Mourenx n'a pu échapper aux griffes des Tango


Il n'a guère fallu que huit minutes aux Berruyères pour prendre la mesure de leur adversaire. Ensuite, ce fut pratiquement un cavalier seul des Tango, supérieures dans tous les compartiments de jeu et qui, méthodiquement, creusèrent l'écart. Malgré parfois quelques petites gourmandises offensives au demeurant bien compréhensives : quand on veut faire le spectacle et mettre du rythme, les possibilités d'erreurs sont forcément plus grandes.

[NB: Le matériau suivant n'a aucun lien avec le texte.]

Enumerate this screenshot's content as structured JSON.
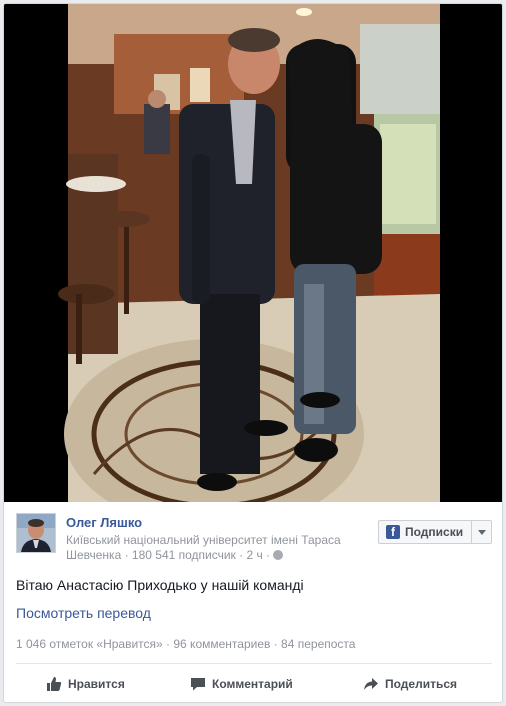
{
  "post": {
    "page_name": "Олег Ляшко",
    "meta_line_1": "Київський національний університет імені Тараса",
    "meta_line_2": "Шевченка · 180 541 подписчик · 2 ч ·",
    "follow_label": "Подписки",
    "text": "Вітаю Анастасію Приходько у нашій команді",
    "see_translation": "Посмотреть перевод",
    "stats": "1 046 отметок «Нравится» · 96 комментариев · 84 перепоста"
  },
  "actions": {
    "like": "Нравится",
    "comment": "Комментарий",
    "share": "Поделиться"
  },
  "icons": {
    "brand": "facebook-f-icon",
    "privacy": "globe-icon",
    "like": "thumbs-up-icon",
    "comment": "speech-bubble-icon",
    "share": "share-arrow-icon",
    "follow_menu": "chevron-down-icon"
  },
  "colors": {
    "link": "#3b5998",
    "muted": "#90949c",
    "action": "#4b4f56"
  }
}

1er quart temps : si Pierre Vincent attaque avec un cinq classique, son homologue Valéry Demory préfère le dynamisme aux centimètres, en ne mettant que Nnindjem comme véritable intérieure. D'entrée, Mourenx se met en zone, ce qui n'empêche pas Sonja Kireta d'ouvrir le score de l'intérieur, sur passe décisive de Céline Dumerc. Bourges creuse un premier écart, sur un trois points de sa capitaine, et à 13-8 (5e), Valéry Demory prend un premier temps mort. Utile recadrage puisque, si on ne voit pas Ana Lelas, étouffée par la défense de Cathy Melain, Mourenx revient sur un trois points d'Arrondo laissée seule puis un panier plus lancer de Radunovic (17-16, 8e). Ce qui n'empêche pas Bourges de terminer cette période en trombe, sur deux trois points de Cathy Melain et un panier plus lancer d'Endy Miyem  (26-19, 10e).
2e quart temps :  jouant juste offensivement, les Tango doivent procéder à quelques ajustements en défense. Ce qui est fait, avec dessous la taille de Sonja Kireta et d'Emmeline Ndongue. Résultat, Mourenx encaisse un 14-3 à cheval sur les deux quarts temps. Dommage qu'à cet instant Endy Miyem se retrouve déjà nantie de trois fautes (16e). Vicky Hall se déchaîne (12 points, à 6 sur 7 au tir pour l'Américaine, dans ces vingt premières minutes), Mourenx prend une nouvelle série dans la musette (8-0) et n'inscrit que quatre paniers sur la période (45-30, 20e).
3e quart temps :  et la disette offensive va se poursuivre pour les Béarnaises, qui ne vont inscrire que trois paniers sur ce quart temps. Tout en perdant sous la pression neuf ballons, qui sont autant de munitions pour les Tango. D'ailleurs, ça commence par une interception de Cathy Melain, pour envoyer Céline Dumerc au cercle. L'ancienne capitaine des Bleues se charge elle-même de donner aux siennes vingt longueurs d'avance (50-30, 21e). Malgré les fautes (3e d'Emmeline Ndongue à la 26e, 4e de Vicky Hall à la 29e), Bourges récite son basket  (66-39, 30e).
4e quart temps : il n'y a bien entendu plus de match, à cet instant. D'autant qu'Endy Miyem, puis Emmeline Ndongue, se chargent de corser la note (70-39, 32e). Certes, Mourenx a encore quelques réactions sporadiques, sur ces trois points d'Ana Lelas (qui marque ses deux paniers du match sur la période) ou de Justine Agbatan. Si Bourges, désireux de faire le show, s'expose aux pertes de balle (6 sur ce quart temps), c'est sans conséquence. Et Carine Paul, d'un trois points plein de culot, a l'honneur de clore les débats  (88-56, 40e).